Articolo di Banda Corbari – Maddalena Robin “Tutti al mare…” recitava una vecchia canzone e mentre gli italiani obbedienti vanno a “mostrar le chiappe chiare” gli omini al governo lavorano freneticamente, rinunciando addirittura alle ferie per prepararci il regalo di ferragosto.

A nulla è valso il grido di allarme dagli Stati Uniti, dove le manovre di abbattimento hanno smantellato tutti i servizi possibili ed immaginabili e quei pochi diritti che erano rimasti alle fasce più deboli della popolazione, riducendole così alla miseria più nera, senza che il più lieve cenno di protesta si sia levato da parte dei sindacati americani, che al pari di quelli europei, sono buoni solo ad intrallazzare e a proteggere gli interessi delle aziende, calpestando allegramente i diritti dei lavoratori in nome della “pace sociale”.

La folle corsa di quel prototipo con il motore taroccato che porta il nome di globalizzazione è finita; dopo aver reso possibile i meccanismi perversi di allocazione del denaro e trasformato i mercati finanziari (ma dietro la parola mercati ci sono sempre gli avvoltoi della speculazione) in gigantesche cattedrali costruite su impegni e debiti, castelli di carte che hanno basato le loro fondamenta su patrimoni piramidati con ingenti rischi esposti alla leva finanziaria, siamo giunti allo stadio evolutivo terminale: il Default, che altro non significa se non “fallimento”.

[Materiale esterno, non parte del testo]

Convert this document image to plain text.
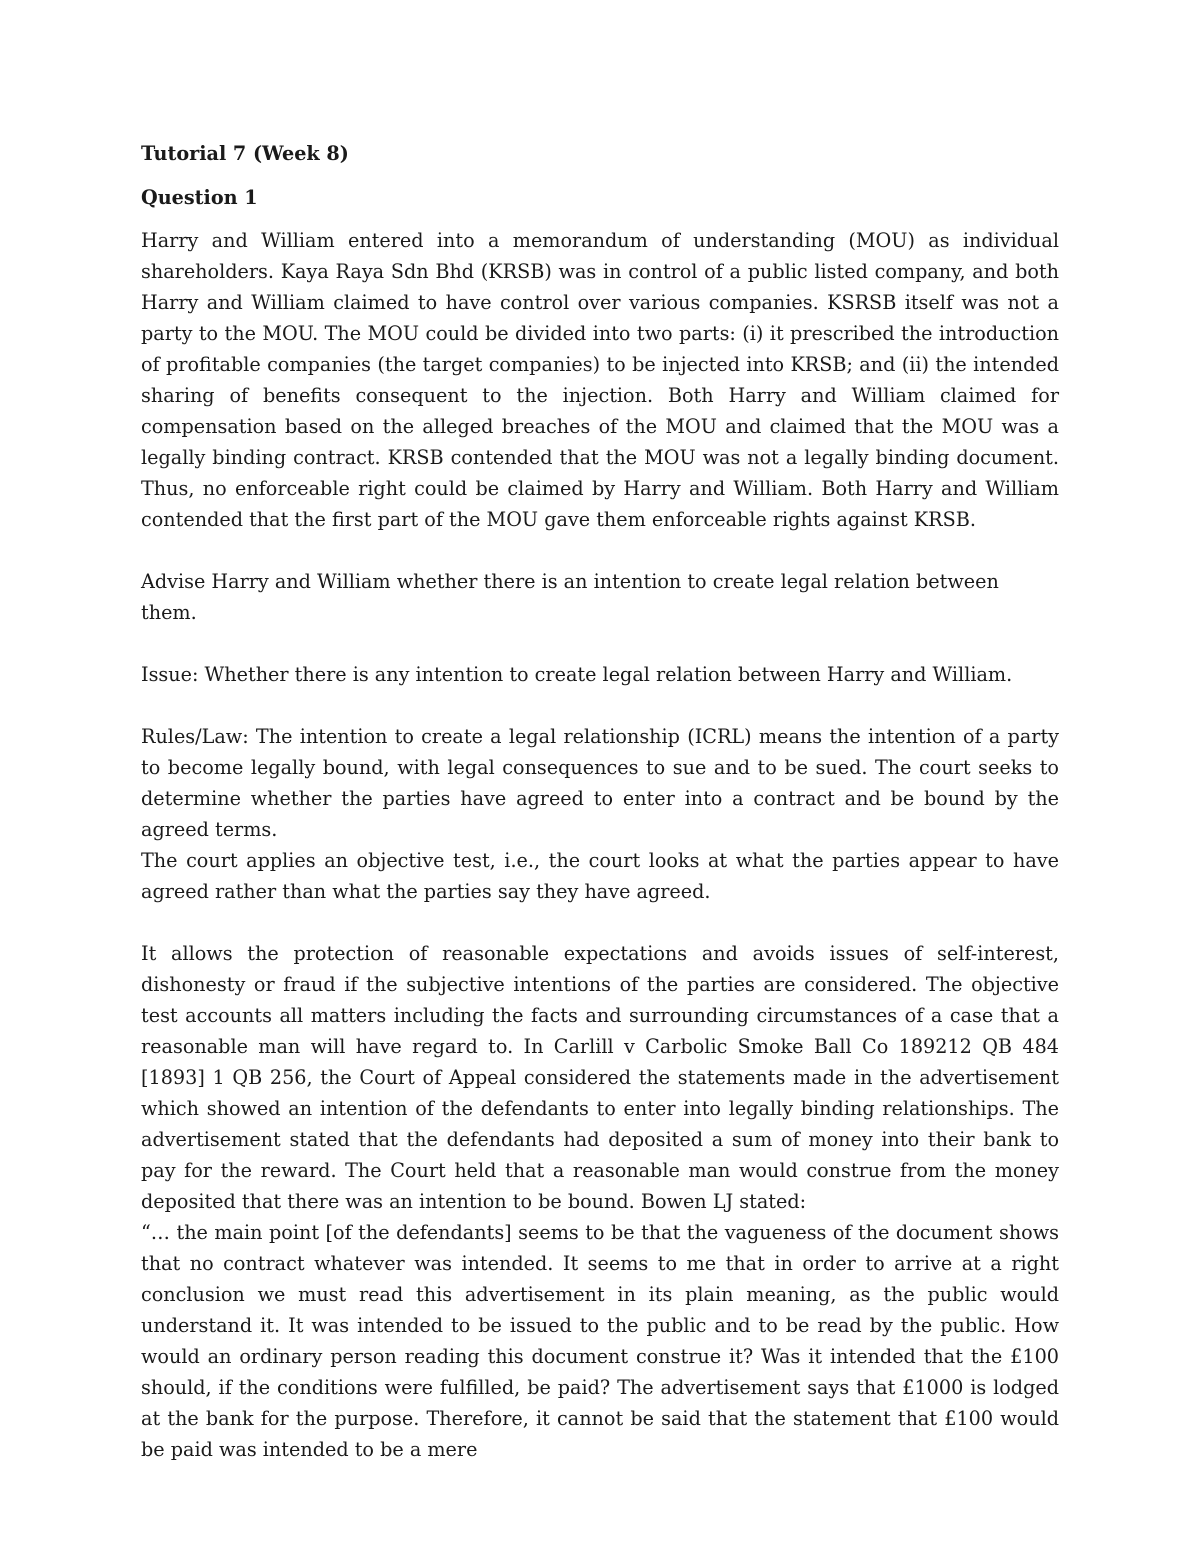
Tutorial 7 (Week 8)
Question 1

Harry and William entered into a memorandum of understanding (MOU) as individual shareholders. Kaya Raya Sdn Bhd (KRSB) was in control of a public listed company, and both Harry and William claimed to have control over various companies. KSRSB itself was not a party to the MOU. The MOU could be divided into two parts: (i) it prescribed the introduction of profitable companies (the target companies) to be injected into KRSB; and (ii) the intended sharing of benefits consequent to the injection. Both Harry and William claimed for compensation based on the alleged breaches of the MOU and claimed that the MOU was a legally binding contract. KRSB contended that the MOU was not a legally binding document. Thus, no enforceable right could be claimed by Harry and William. Both Harry and William contended that the first part of the MOU gave them enforceable rights against KRSB.

Advise Harry and William whether there is an intention to create legal relation between them.

Issue: Whether there is any intention to create legal relation between Harry and William.

Rules/Law: The intention to create a legal relationship (ICRL) means the intention of a party to become legally bound, with legal consequences to sue and to be sued. The court seeks to determine whether the parties have agreed to enter into a contract and be bound by the agreed terms.

The court applies an objective test, i.e., the court looks at what the parties appear to have agreed rather than what the parties say they have agreed.

It allows the protection of reasonable expectations and avoids issues of self-interest, dishonesty or fraud if the subjective intentions of the parties are considered. The objective test accounts all matters including the facts and surrounding circumstances of a case that a reasonable man will have regard to. In Carlill v Carbolic Smoke Ball Co 189212 QB 484 [1893] 1 QB 256, the Court of Appeal considered the statements made in the advertisement which showed an intention of the defendants to enter into legally binding relationships. The advertisement stated that the defendants had deposited a sum of money into their bank to pay for the reward. The Court held that a reasonable man would construe from the money deposited that there was an intention to be bound. Bowen LJ stated:

“… the main point [of the defendants] seems to be that the vagueness of the document shows that no contract whatever was intended. It seems to me that in order to arrive at a right conclusion we must read this advertisement in its plain meaning, as the public would understand it. It was intended to be issued to the public and to be read by the public. How would an ordinary person reading this document construe it? Was it intended that the £100 should, if the conditions were fulfilled, be paid? The advertisement says that £1000 is lodged at the bank for the purpose. Therefore, it cannot be said that the statement that £100 would be paid was intended to be a mere
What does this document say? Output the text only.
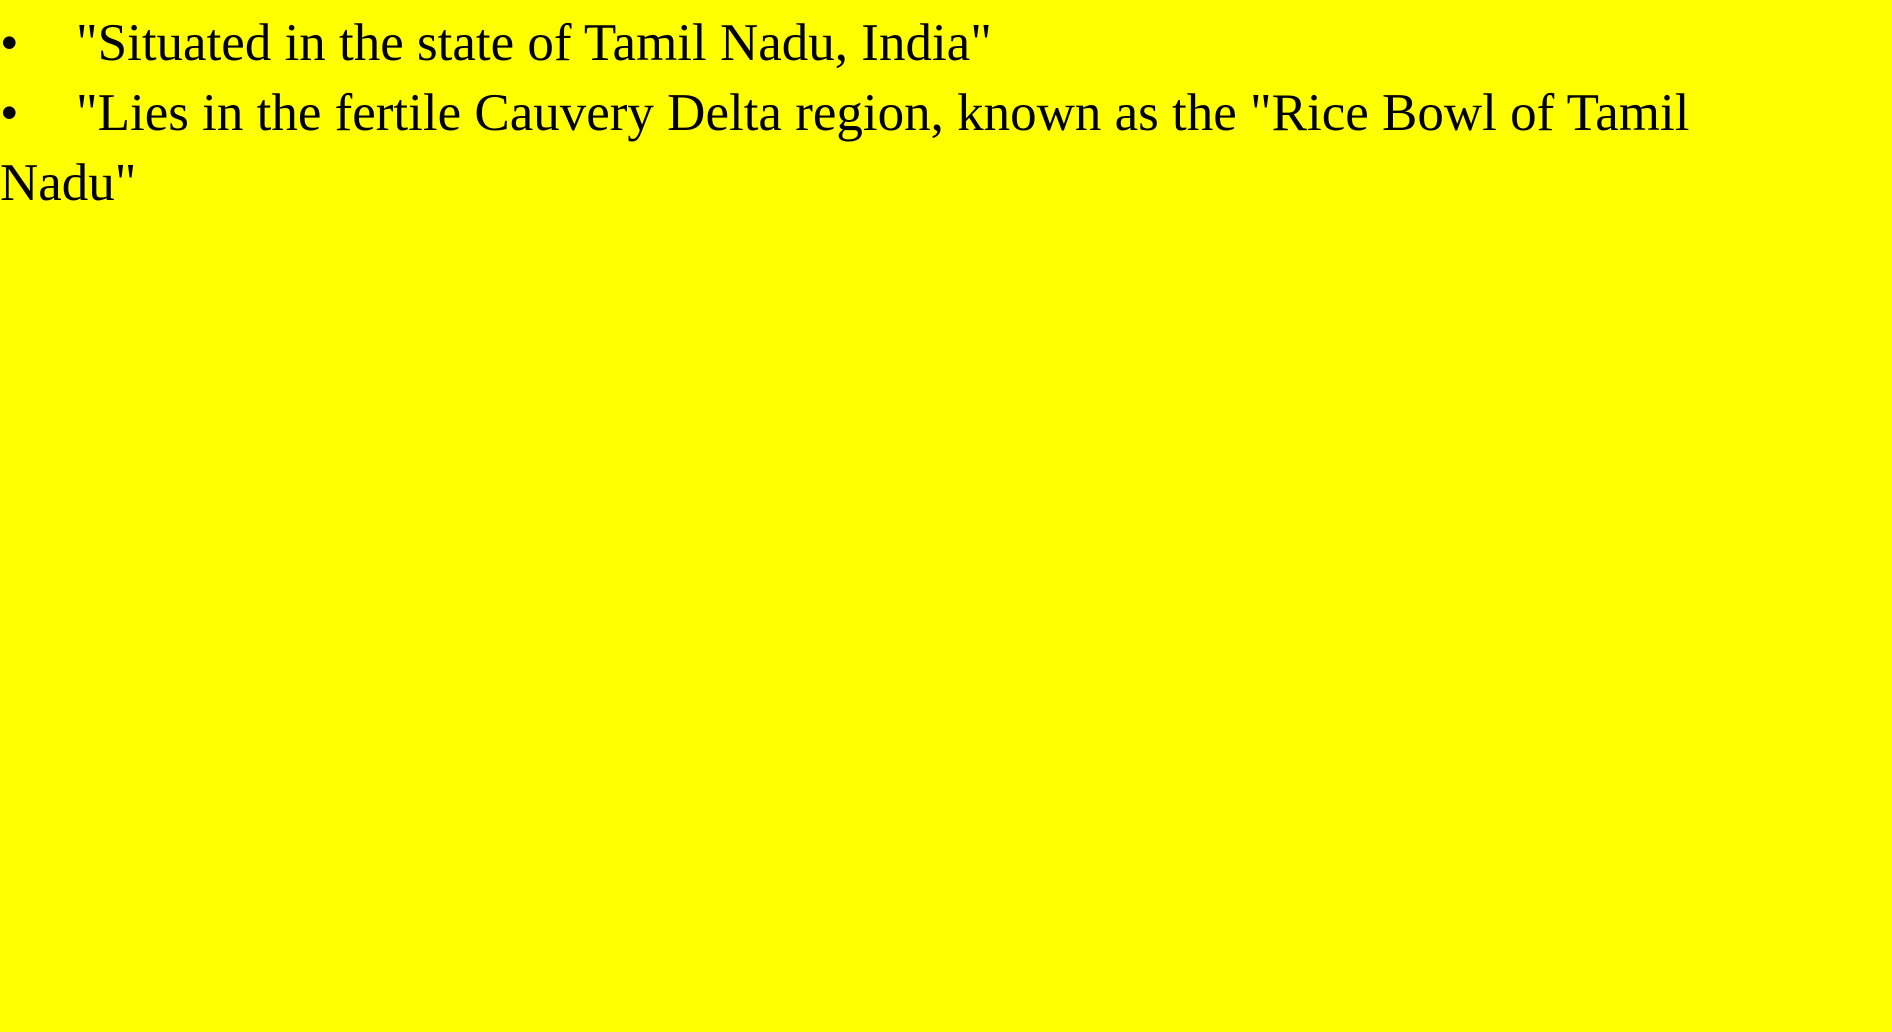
• "Situated in the state of Tamil Nadu, India"
• "Lies in the fertile Cauvery Delta region, known as the "Rice Bowl of Tamil Nadu"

Per mesi e mesi i mezzi di “disinformazione” si sono lavati la bocca con questa parola spiegandola come una “questione tecnica”, un fatto naturale e ineluttabile delle leggi economiche, nascondendo così la realtà: ossia che ci troviamo a fronteggiare una “questione sociale e di classe” di dimensioni enormi, dove la totale irrazionalità del capitalismo e le dinamiche della sua crisi sono impietosamente portate alla luce. Ma un responsabile bisogna trovarlo, ed ecco che la propaganda di potere trova la sua scappatoia ed attribuisce il debito pubblico all’eccesso di concessioni ai lavoratori e agli strati popolari, colpevoli di essere vissuti al di sopra delle proprie possibilità; assunto che “non solo è totalmente falso ma capovolge esattamente i termini della questione. È stata proprio la progressiva defiscalizzazione delle classi proprietarie, pagata dal peggioramento delle condizioni di vita dei lavoratori, ad accompagnare strutturalmente la crescita del debito pubblico. Basta guardare l’evoluzione del regime fiscale in Italia negli ultimi 20 anni e la parallela redistribuzione della ricchezza a vantaggio di rendite, profitti, patrimoni. Detassazione delle classi proprietarie, aumento del prelievo fiscale sul lavoro dipendente, espansione della grande ricchezza immobiliare e finanziaria e sua concentrazione in poche mani: questi sono i dati che hanno accompagnato la crescita del debito pubblico. Perché? Perché il vuoto dei conti pubblici (nazionali e locali) aperto dalla detassazione del capitale è stato compensato dal ricorso sempre più largo dello Stato all’indebitamento verso le banche, le quali prima beneficiate dai tagli fiscali, poi beneficiate dal pagamento degli interessi sui titoli, hanno anche per questo allargato la propria presa sul grosso della società italiana e dei suoi gangli vitali, allargando il processo di accumulazione di ricchezza” [cit. Bancarotta degli stati o bancarotta dei lavoratori? Abolire il debito pubblico verso le banche di Marco Ferrando]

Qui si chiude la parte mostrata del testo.